The NIH announced the grant May 17.
Clayton and Bradley Malin, associate professor of biomedical informatics and computer science, will co-direct a transinstitutional team representing more than a dozen schools and academic departments at Vanderbilt University and Vanderbilt University Medical Center.
The Vanderbilt Center for Genetic Privacy and Identity in Community Settings will examine the likelihood that lapses in protecting genomic information allow people to be identified, how people perceive such risks, and how effective legal and policy efforts are in reducing them.
“We’re really broadening our horizons to think about how history and public opinion and literature affect the way individuals and communities think about privacy concerns,” Clayton said. “Ultimately the goal is to develop policy recommendations that address the complexity of what’s at stake.”
The Vanderbilt effort will be truly “trans-institutional,” said Malin, who is an expert on genomic information privacy issues.

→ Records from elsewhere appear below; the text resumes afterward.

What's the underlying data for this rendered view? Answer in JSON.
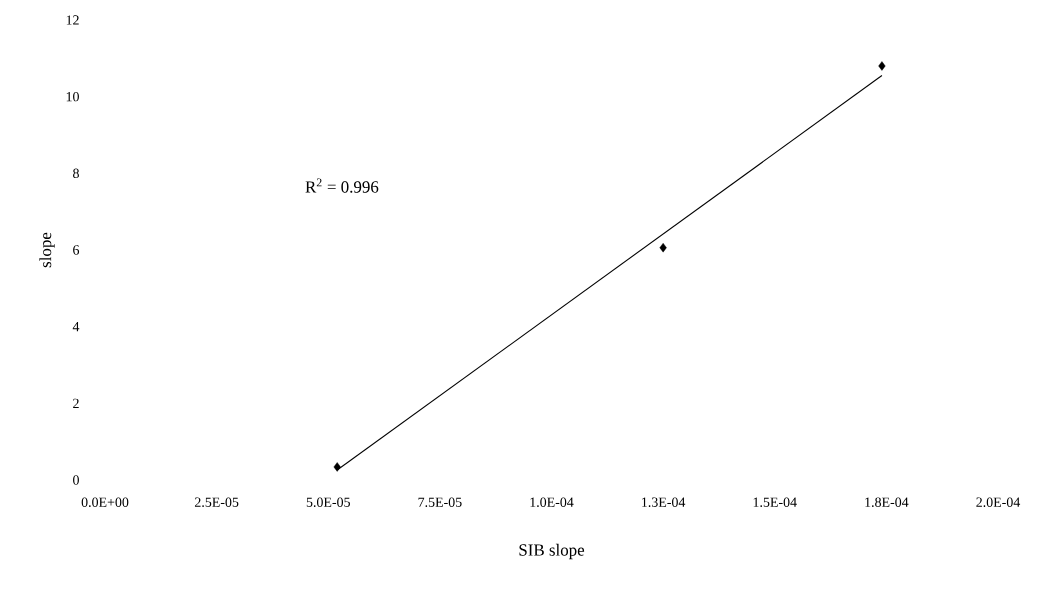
{
  "chart_data": {
    "type": "scatter",
    "xlabel": "SIB slope",
    "ylabel": "slope",
    "xlim": [
      0,
      0.0002
    ],
    "ylim": [
      0,
      12
    ],
    "xticks": [
      {
        "value": 0,
        "label": "0.0E+00"
      },
      {
        "value": 2.5e-05,
        "label": "2.5E-05"
      },
      {
        "value": 5e-05,
        "label": "5.0E-05"
      },
      {
        "value": 7.5e-05,
        "label": "7.5E-05"
      },
      {
        "value": 0.0001,
        "label": "1.0E-04"
      },
      {
        "value": 0.000125,
        "label": "1.3E-04"
      },
      {
        "value": 0.00015,
        "label": "1.5E-04"
      },
      {
        "value": 0.000175,
        "label": "1.8E-04"
      },
      {
        "value": 0.0002,
        "label": "2.0E-04"
      }
    ],
    "yticks": [
      0,
      2,
      4,
      6,
      8,
      10,
      12
    ],
    "series": [
      {
        "color": "#000000",
        "marker": "diamond",
        "x": [
          5.2e-05,
          0.000125,
          0.000174
        ],
        "values": [
          0.34,
          6.06,
          10.8
        ]
      },
      {
        "type": "line",
        "color": "#000000",
        "marker": "none",
        "line_style": "solid",
        "x": [
          5.2e-05,
          0.000174
        ],
        "values": [
          0.26,
          10.55
        ]
      }
    ],
    "annotations": [
      "R$^{2}$ = 0.996"
    ]
  }
}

Team members on the law faculty include:
- Christopher Slobogin, the Milton R. Underwood Professor of Law, and professor of Psychiatry;
- Sarah Igo, associate professor of history, law, dociology and American studies; and
- Lydia Jones, adjunct professor of Law and an expert on privacy law.
Team members from other schools include:
- Melinda Buntin, chair of the department of health policy at Vanderbilt School of Medicine;
- Jay Clayton, the William R. Kenan Jr. Professor of English and director of the Curb Center for Art, Enterprise and Public Policy;
- Nancy Cox, the Mary Phillips Edmonds Gray Professor and director of the Vanderbilt Genetics Institute at Vanderbilt Medical School,
- Dan Roden, the William Stokes Professor of Experimental Therapeutics and senior vice president for personalized medicine at Vanderbilt Medical Center;
- Myrna Wooders, Ph.D., professor of economics;
- Melissa McPheeters, research associate professor of Health Policy and Medicine, Vanderbilt Medical School;
- Consuelo Wilkins, associate professor of medicine, director of the Meharry-Vanderbilt Alliance and an expert on community engagement in research;
- Claire Sisco King, assistant professor of communications studies;
- Laurie Novak, assistant professor of biomedical informatics at Vanderbilt Medical School and an organizational anthropologist–a field that studies how things work in the real world;
- Lijun Song, associate professor of sociology; and
- Yevgeniy Vorobeychik, assistant professor of computer science and computer engineering;
Vanderbilt’s is one of four grants awarded through the Centers of Excellence in Ethical, Legal and Social Implications Research (CEER) program of the National Human Genome Research Institute to address questions raised by advances in genomics research and the increasing availability of genomic information. The other awardees are Johns Hopkins University, University of Utah and University of Oklahoma.